Accordingly, the leads 82, 84 can be provided in the attachment leg 264 in a buried
state (that is, the leads 82, 84 can be accommodated in the accommodating portion
266). Therefore, if the structure is such that the protector 262 is formed sufficiently
longer than the length in the vertical direction of the front end portion of the door
panel 14, and is used by being cut suitably according to the length in the vertical
direction of the front end portion of the door panel 14, even if the length in the
vertical direction of the front end portion of the door panel 14 is different for
each vehicle type, the protector 262 can be easily made to correspond to them, enabling
cost reduction.
[0149] With the present embodiment, structure is such that the remainder of the leads 82,
84 on the other end side in the longitudinal direction of the protector 262 via the
notch portion 236 after cutting (that is, the leads 82, 84 on the other end side in
the longitudinal direction via the notch portion 236) is provided in the accommodating
portion 266 in a buried state. However, the notch portion 236 may be formed in the
attachment leg 264 so as not to cut the leads 82, 84, and the leads 82, 84 on the
other end side in the longitudinal direction via the notch portion 236 may be pulled
out from the accommodating portion 266 to be used.
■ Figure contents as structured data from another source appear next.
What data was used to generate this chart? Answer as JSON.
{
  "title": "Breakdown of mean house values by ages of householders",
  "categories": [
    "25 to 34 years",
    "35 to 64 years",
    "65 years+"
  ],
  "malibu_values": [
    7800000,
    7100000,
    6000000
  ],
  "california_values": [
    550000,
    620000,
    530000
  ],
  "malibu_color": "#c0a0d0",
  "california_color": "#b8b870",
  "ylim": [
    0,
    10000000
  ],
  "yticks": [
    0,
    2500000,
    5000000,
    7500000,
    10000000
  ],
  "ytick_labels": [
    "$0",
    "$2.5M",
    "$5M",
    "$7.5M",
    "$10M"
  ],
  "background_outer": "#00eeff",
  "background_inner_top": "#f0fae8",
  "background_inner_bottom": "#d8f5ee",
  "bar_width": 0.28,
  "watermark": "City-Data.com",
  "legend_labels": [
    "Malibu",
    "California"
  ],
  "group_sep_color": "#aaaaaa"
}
In this case, the unillustrated
other leads described above are not required, or even if they are used, the length
thereof can be made short, enabling further cost reduction.
Industrial Applicability
[0150] As described above, the automatic opening-and-closing device according to the present
invention is preferable as an automatic sliding door device for sliding the door panel
to open/close a gate for getting on and off a vehicle. However, the automatic opening-and-closing
device according to the present invention can be applied to doors of vehicles of a
railway or the like, or for example, to an automatic door in a building or a door
of an elevator or the like, other than the vehicle door.